September 29th, 2021
By Rehan Piracha
Following the killings of nine people during a jirga in Upper Dir recently, Khyber Pakhtunkhwa police have been instructed not to allow privately-held jirgas in their jurisdictions, police sources told Voicepk.net.
However, police will continue to facilitate and provide security to jirgas held under the mechanism of the dispute resolution councils and alternate dispute resolution councils in the districts.
On September 20, rival groups opened fire during a gathering of elders in Upper Dir’s Bandagai Barawal area to settle a land dispute. Taking notice of the incident, Inspector General of Police Moazzam Jah Ansari called for activation of the police dispute resolution councils to end property disputes, adding that jirgas under the councils should be provided with foolproof security.
Police have arrested 8 suspects out of 11 suspects nominated in the case, Upper Dir SHO Lal Bahadur Khan told Voicepk.net. He said the Jirga participants had not intimated police about the gathering.
Following the killings, police has been instructed not to allow any privately-held local jirgas in the district. “People wishing to hold jirga to settle a dispute between them will have to approach the dispute resolution council of the police or alternate dispute resolution council under the deputy commissioner’s office,” SHO Lal Bahadur Khan said.
According to police sources, jirga gatherings under the councils are to be held in a peaceful and secure atmosphere.

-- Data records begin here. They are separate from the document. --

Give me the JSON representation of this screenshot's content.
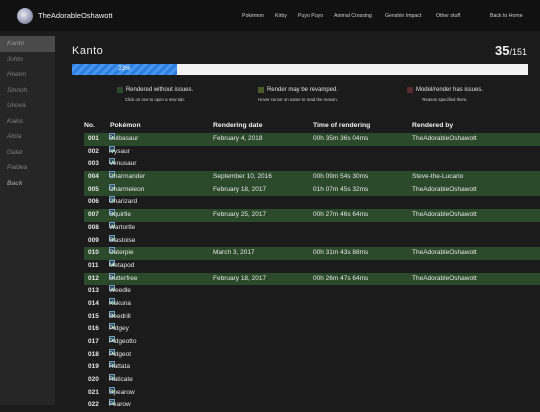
{
  "site_title": "TheAdorableOshawott",
  "nav": [
    "Pokémon",
    "Kirby",
    "Puyo Puyo",
    "Animal Crossing",
    "Genshin Impact",
    "Other stuff",
    "Back to Home"
  ],
  "sidebar": [
    "Kanto",
    "Johto",
    "Hoenn",
    "Sinnoh",
    "Unova",
    "Kalos",
    "Alola",
    "Galar",
    "Paldea",
    "Back"
  ],
  "region_title": "Kanto",
  "count": "35",
  "total": "/151",
  "progress": {
    "percent": 23,
    "label": "23%",
    "fill_color": "#2d7fe0"
  },
  "legend": [
    {
      "label": "Rendered without issues.",
      "note": "Click on row to open a new tab.",
      "color": "#2b4a2b"
    },
    {
      "label": "Render may be revamped.",
      "note": "Hover cursor on name to read the reason.",
      "color": "#4a5a2a"
    },
    {
      "label": "Model/render has issues.",
      "note": "Reason specified there.",
      "color": "#5a2a30"
    }
  ],
  "columns": [
    "No.",
    "Pokémon",
    "Rendering date",
    "Time of rendering",
    "Rendered by"
  ],
  "rows": [
    {
      "no": "001",
      "name": "Bulbasaur",
      "date": "February 4, 2018",
      "time": "00h 35m 36s 04ms",
      "by": "TheAdorableOshawott",
      "status": "green"
    },
    {
      "no": "002",
      "name": "Ivysaur",
      "date": "",
      "time": "",
      "by": "",
      "status": ""
    },
    {
      "no": "003",
      "name": "Venusaur",
      "date": "",
      "time": "",
      "by": "",
      "status": ""
    },
    {
      "no": "004",
      "name": "Charmander",
      "date": "September 10, 2016",
      "time": "00h 09m 54s 30ms",
      "by": "Steve-the-Lucario",
      "status": "green"
    },
    {
      "no": "005",
      "name": "Charmeleon",
      "date": "February 18, 2017",
      "time": "01h 07m 45s 32ms",
      "by": "TheAdorableOshawott",
      "status": "green"
    },
    {
      "no": "006",
      "name": "Charizard",
      "date": "",
      "time": "",
      "by": "",
      "status": ""
    },
    {
      "no": "007",
      "name": "Squirtle",
      "date": "February 25, 2017",
      "time": "00h 27m 46s 64ms",
      "by": "TheAdorableOshawott",
      "status": "green"
    },
    {
      "no": "008",
      "name": "Wartortle",
      "date": "",
      "time": "",
      "by": "",
      "status": ""
    },
    {
      "no": "009",
      "name": "Blastoise",
      "date": "",
      "time": "",
      "by": "",
      "status": ""
    },
    {
      "no": "010",
      "name": "Caterpie",
      "date": "March 3, 2017",
      "time": "00h 31m 43s 88ms",
      "by": "TheAdorableOshawott",
      "status": "green"
    },
    {
      "no": "011",
      "name": "Metapod",
      "date": "",
      "time": "",
      "by": "",
      "status": ""
    },
    {
      "no": "012",
      "name": "Butterfree",
      "date": "February 18, 2017",
      "time": "00h 26m 47s 64ms",
      "by": "TheAdorableOshawott",
      "status": "green"
    },
    {
      "no": "013",
      "name": "Weedle",
      "date": "",
      "time": "",
      "by": "",
      "status": ""
    },
    {
      "no": "014",
      "name": "Kakuna",
      "date": "",
      "time": "",
      "by": "",
      "status": ""
    },
    {
      "no": "015",
      "name": "Beedrill",
      "date": "",
      "time": "",
      "by": "",
      "status": ""
    },
    {
      "no": "016",
      "name": "Pidgey",
      "date": "",
      "time": "",
      "by": "",
      "status": ""
    },
    {
      "no": "017",
      "name": "Pidgeotto",
      "date": "",
      "time": "",
      "by": "",
      "status": ""
    },
    {
      "no": "018",
      "name": "Pidgeot",
      "date": "",
      "time": "",
      "by": "",
      "status": ""
    },
    {
      "no": "019",
      "name": "Rattata",
      "date": "",
      "time": "",
      "by": "",
      "status": ""
    },
    {
      "no": "020",
      "name": "Raticate",
      "date": "",
      "time": "",
      "by": "",
      "status": ""
    },
    {
      "no": "021",
      "name": "Spearow",
      "date": "",
      "time": "",
      "by": "",
      "status": ""
    },
    {
      "no": "022",
      "name": "Fearow",
      "date": "",
      "time": "",
      "by": "",
      "status": ""
    }
  ]
}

Participants of the jirgas will be barred from bringing weapons to the gathering which would be held in police stations or district offices, the sources said, adding that no jirgas will be held in open spaces.
Zeeshan Asghar, provincial police spokesperson did not respond to messages and calls to confirm police directives against privately-held jirgas in the province. Kamran Bangash, provincial government spokesperson, also did not respond to questions about measures taken by the government to stop privately-held jirgas to settle land disputes in districts across the province.
There have been several clashes over land disputes in the province this year. On August 26, eight people were killed in a land dispute near Parachinar in the Kurram tribal district. On July 10, seven people were killed when two clans clashed over a land dispute in Swat.
Civil society activists and opposition lawmakers have demanded the government to take notice of killings over land disputes.
Delay in land records computerization cause of land disputes: Orakzai
Nighat Orakzai, a member of the provincial assembly from the Pakistan Peoples Party, said the disputes were a result of the delay in the computerization of land records in the province. The present government has spent millions of rupees on the computerization of land records in the last five years but has not completed the digitization process in the province, Orakzai said.
According to the land revenue department, the digitization process of land records of 58 tehsils of different districts would be completed by June 2022. However, the government has yet to launch a project for the digitization of land records in the merged districts.
Referring to the Upper Dir incident, she said people had no option other than holding jirgas themselves to resolve their land disputes as the provincial government had failed to redress their grievances. “The alternate dispute resolution councils and dispute resolutions councils are mostly non-functional in the merged districts,” she pointed out.
The residents of the merged districts are demanding restoration of the Frontier Crimes Regulation in the region because of the failure of the government to provide the basic civic services and infrastructure as promised to them,” she added.